Общими усилиями они вымыли посуду и немного прибрались на кухне. Потом Лика поставила чайник и долго объясняла Антону, где находится магазин, и Антон туда быстро сбегал.
На обратной дороге он встретил маленького, сухонького старика с выцветшими синими глазами и головой, неровно поросшей бородой и волосами.
— Эй, парень, у тебя сигаретки не будет?
— Нет, я не курю. Уже давно.
— А спичек?
— Спички есть — возьмите.
— А хлебушек есть?
— Есть, — Антон отломил старику хлеба.
— Вотспасибочки, парень.
Лика открыла Антону дверь и взяла у него покупки: хлеб, сахар, чай в пакетиках, бублики и спички.
— Я смотрю, ты проголодался — полбуханки отъел.
— Это не я. Старика встретил, он попросил.
— Старика?! Так он еще жив! Это дядя Витя — он всегда чего‑нибудь просит.
Они открыли окно, сняв с подоконника горшки с засохшими цветами, заварили чай и уселись пить его на подоконник. На небе зажигались звезды, силуэты домов чернели в голубом сумеречном воздухе, из двора неслись пьяные песни и крики.
— Лик, а почему ты уехала отсюда?
— Антон, тебе не кажется, что ты задаешь слишком много вопросов? Все спрашиваешь, спрашиваешь…
— Нет, не кажется. Мы же так мало знакомы. Я хочу узнать о тебе больше.
— А, мне кажется, что мы знакомы целую вечность.
— Да, пожалуй. Ну, так все‑таки — почему?
— Я не люблю об этом говорить. Несчастная любовь. Предательство друзей. А виновата во всем одна моя, так называемая, подруга, которой я верила как себе.

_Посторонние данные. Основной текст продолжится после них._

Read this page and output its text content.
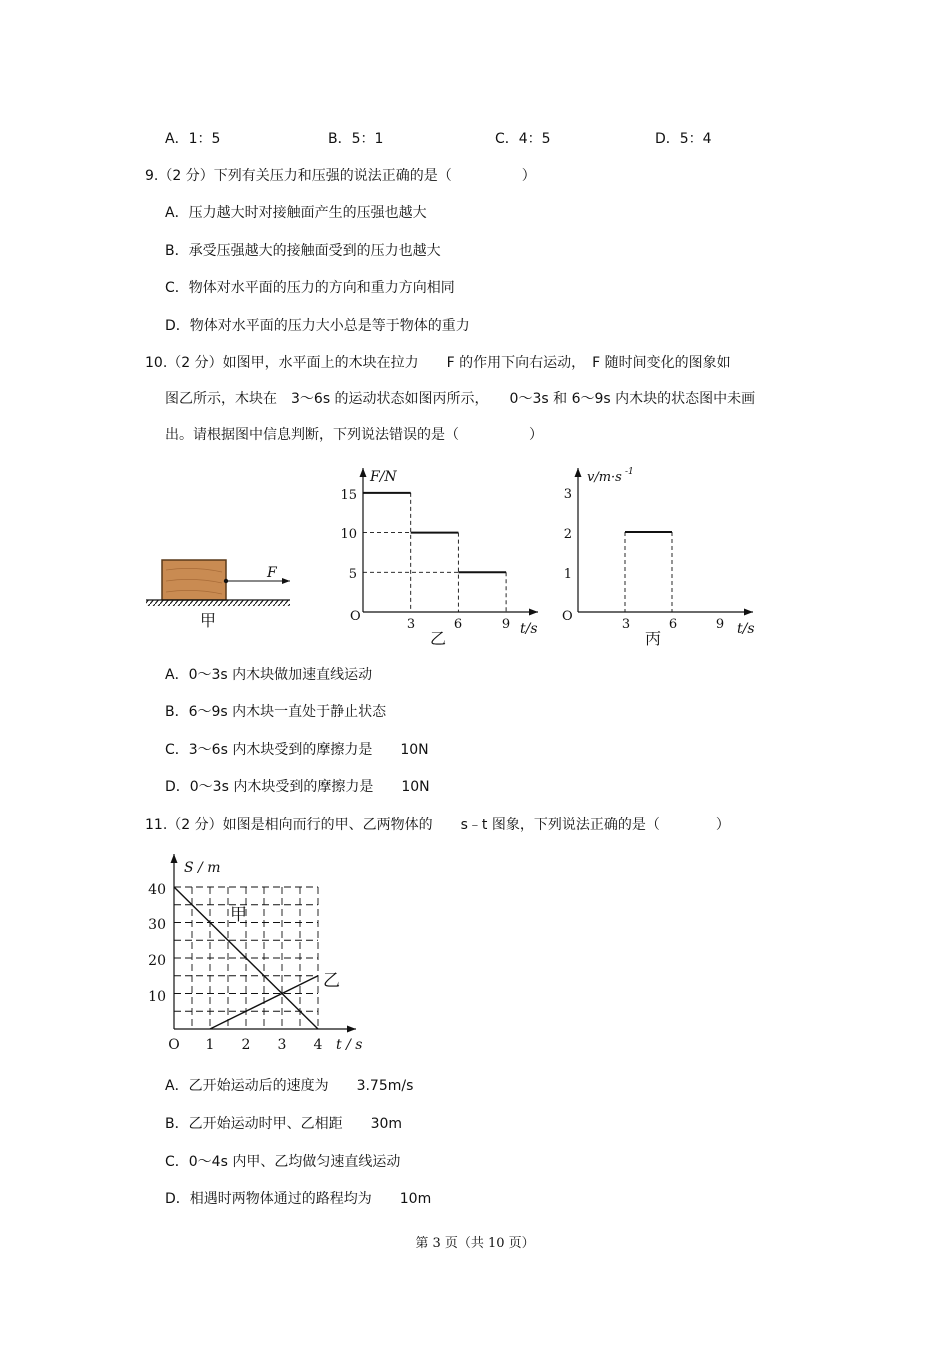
A．1：5	B．5：1	C．4：5	D．5：4
9.（2 分）下列有关压力和压强的说法正确的是（　　　　　）
A．压力越大时对接触面产生的压强也越大
B．承受压强越大的接触面受到的压力也越大
C．物体对水平面的压力的方向和重力方向相同
D．物体对水平面的压力大小总是等于物体的重力
10.（2 分）如图甲，水平面上的木块在拉力　　F 的作用下向右运动，　F 随时间变化的图象如
图乙所示，木块在　3～6s 的运动状态如图丙所示，　　0～3s 和 6～9s 内木块的状态图中未画
出。请根据图中信息判断，下列说法错误的是（　　　　　）
F
甲
F/N
t/s
O
15
10
5
3	6	9
乙
v/m·s -1
t/s
O
3
2
1
3	6	9
丙
A．0～3s 内木块做加速直线运动
B．6～9s 内木块一直处于静止状态
C．3～6s 内木块受到的摩擦力是　　10N
D．0～3s 内木块受到的摩擦力是　　10N
11.（2 分）如图是相向而行的甲、乙两物体的　　s﹣t 图象，下列说法正确的是（　　　　）
S / m
t / s
O
40
30
20
10
1 2 3 4
甲
乙
A．乙开始运动后的速度为　　3.75m/s
B．乙开始运动时甲、乙相距　　30m
C．0～4s 内甲、乙均做匀速直线运动
D．相遇时两物体通过的路程均为　　10m
第 3 页（共 10 页）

— Ладно, закроем тему. Извини, я тебя расстроил. Ну, не переживай ты так — почти у каждого была несчастная любовь. И у меня была девушка. Я ее так любил, а она. Вспоминать не хочется.

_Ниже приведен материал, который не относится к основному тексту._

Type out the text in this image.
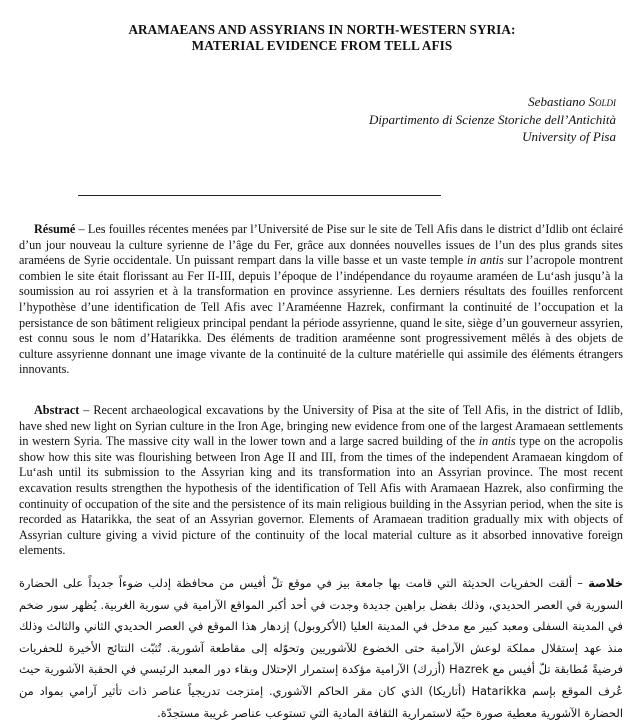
ARAMAEANS AND ASSYRIANS IN NORTH-WESTERN SYRIA:
MATERIAL EVIDENCE FROM TELL AFIS
Sebastiano Soldi
Dipartimento di Scienze Storiche dell’Antichità
University of Pisa

Résumé – Les fouilles récentes menées par l’Université de Pise sur le site de Tell Afis dans le district d’Idlib ont éclairé d’un jour nouveau la culture syrienne de l’âge du Fer, grâce aux données nouvelles issues de l’un des plus grands sites araméens de Syrie occidentale. Un puissant rempart dans la ville basse et un vaste temple in antis sur l’acropole montrent combien le site était florissant au Fer II-III, depuis l’époque de l’indépendance du royaume araméen de Lu‘ash jusqu’à la soumission au roi assyrien et à la transformation en province assyrienne. Les derniers résultats des fouilles renforcent l’hypothèse d’une identification de Tell Afis avec l’Araméenne Hazrek, confirmant la continuité de l’occupation et la persistance de son bâtiment religieux principal pendant la période assyrienne, quand le site, siège d’un gouverneur assyrien, est connu sous le nom d’Hatarikka. Des éléments de tradition araméenne sont progressivement mêlés à des objets de culture assyrienne donnant une image vivante de la continuité de la culture matérielle qui assimile des éléments étrangers innovants.

Abstract – Recent archaeological excavations by the University of Pisa at the site of Tell Afis, in the district of Idlib, have shed new light on Syrian culture in the Iron Age, bringing new evidence from one of the largest Aramaean settlements in western Syria. The massive city wall in the lower town and a large sacred building of the in antis type on the acropolis show how this site was flourishing between Iron Age II and III, from the times of the independent Aramaean kingdom of Lu‘ash until its submission to the Assyrian king and its transformation into an Assyrian province. The most recent excavation results strengthen the hypothesis of the identification of Tell Afis with Aramaean Hazrek, also confirming the continuity of occupation of the site and the persistence of its main religious building in the Assyrian period, when the site is recorded as Hatarikka, the seat of an Assyrian governor. Elements of Aramaean tradition gradually mix with objects of Assyrian culture giving a vivid picture of the continuity of the local material culture as it absorbed innovative foreign elements.

خلاصة – ألقت الحفريات الحديثة التي قامت بها جامعة بيز في موقع تلّ أفيس من محافظة إدلب ضوءاً جديداً على الحضارة السورية في العصر الحديدي، وذلك بفضل براهين جديدة وجدت في أحد أكبر المواقع الآرامية في سورية الغربية. يُظهر سور ضخم في المدينة السفلى ومعبد كبير مع مدخل في المدينة العليا (الأكروبول) إزدهار هذا الموقع في العصر الحديدي الثاني والثالث وذلك منذ عهد إستقلال مملكة لوعش الآرامية حتى الخضوع للآشوريين وتحوّله إلى مقاطعة آشورية. تُثبّت النتائج الأخيرة للحفريات فرضيةً مُطابقة تلّ أفيس مع Hazrek (أزرك) الآرامية مؤكدة إستمرار الإحتلال وبقاء دور المعبد الرئيسي في الحقبة الآشورية حيث عُرف الموقع بإسم Hatarikka (أتاريكا) الذي كان مقر الحاكم الآشوري. إمتزجت تدريجياً عناصر ذات تأثير آرامي بمواد من الحضارة الآشورية معطية صورة حيّة لاستمرارية الثقافة المادية التي تستوعب عناصر غريبة مستجدّة.
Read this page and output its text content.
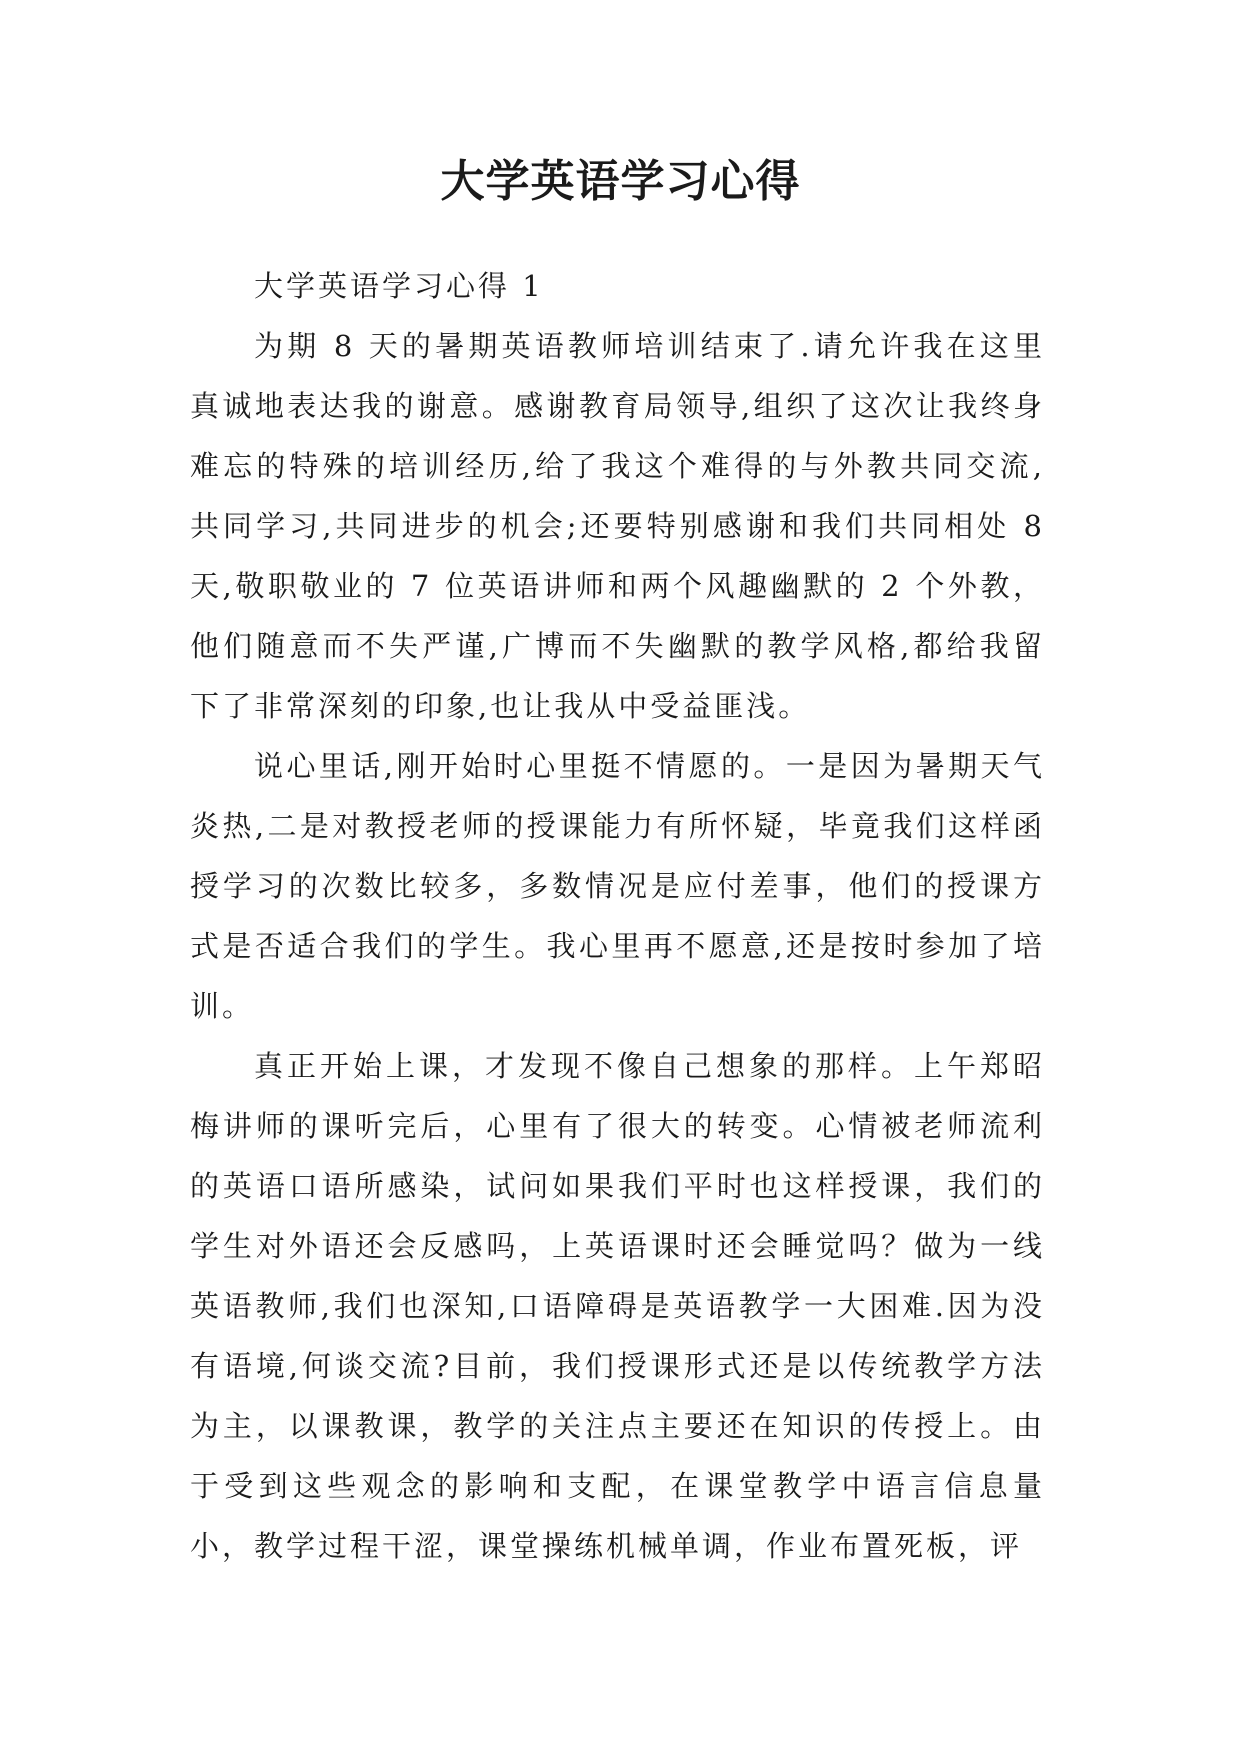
大学英语学习心得

大学英语学习心得 1

为期 8 天的暑期英语教师培训结束了.请允许我在这里真诚地表达我的谢意。感谢教育局领导,组织了这次让我终身难忘的特殊的培训经历,给了我这个难得的与外教共同交流,共同学习,共同进步的机会;还要特别感谢和我们共同相处 8 天,敬职敬业的 7 位英语讲师和两个风趣幽默的 2 个外教，他们随意而不失严谨,广博而不失幽默的教学风格,都给我留下了非常深刻的印象,也让我从中受益匪浅。

说心里话,刚开始时心里挺不情愿的。一是因为暑期天气炎热,二是对教授老师的授课能力有所怀疑，毕竟我们这样函授学习的次数比较多，多数情况是应付差事，他们的授课方式是否适合我们的学生。我心里再不愿意,还是按时参加了培训。

真正开始上课，才发现不像自己想象的那样。上午郑昭梅讲师的课听完后，心里有了很大的转变。心情被老师流利的英语口语所感染，试问如果我们平时也这样授课，我们的学生对外语还会反感吗，上英语课时还会睡觉吗？做为一线英语教师,我们也深知,口语障碍是英语教学一大困难.因为没有语境,何谈交流?目前，我们授课形式还是以传统教学方法为主，以课教课，教学的关注点主要还在知识的传授上。由于受到这些观念的影响和支配，在课堂教学中语言信息量小，教学过程干涩，课堂操练机械单调，作业布置死板，评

— Да, ладно тебе. Не так уж все плохо.
— Если мы встретились, то наверное — да.
Они разговаривали до полуночи, а потом уснули в обнимку на разобранной пыльной кровати.
На следующее утро Лика слышала сквозь сон шум шагов на кухне, в коридоре, на лестнице, но долго не хотела просыпаться.
Когда она, наконец, встала, то увидела, что Антон хозяйничает на кухне. Он выдернул засохшие цветы из горшков и взрыхлил в них землю. В один из горшков он посадил одуванчик, выкопанный на улице. Он вымыл окно, стены и мебель на кухне, снял грязную занавеску, вытряхнул из холодильника, провалявшиеся там с отъезда Лики, испорченные продукты и выкинул их, а по всему холодильнику (тоже тщательно вымытому изнутри и снаружи) разложил кусочки черного хлеба, чтобы убрать неприятный запах. Сейчас Антон развел стиральный порошок в ведре и собирался мыть пол в остатках облупившейся коричневой краски. Увидев Лику, он улыбнулся ей.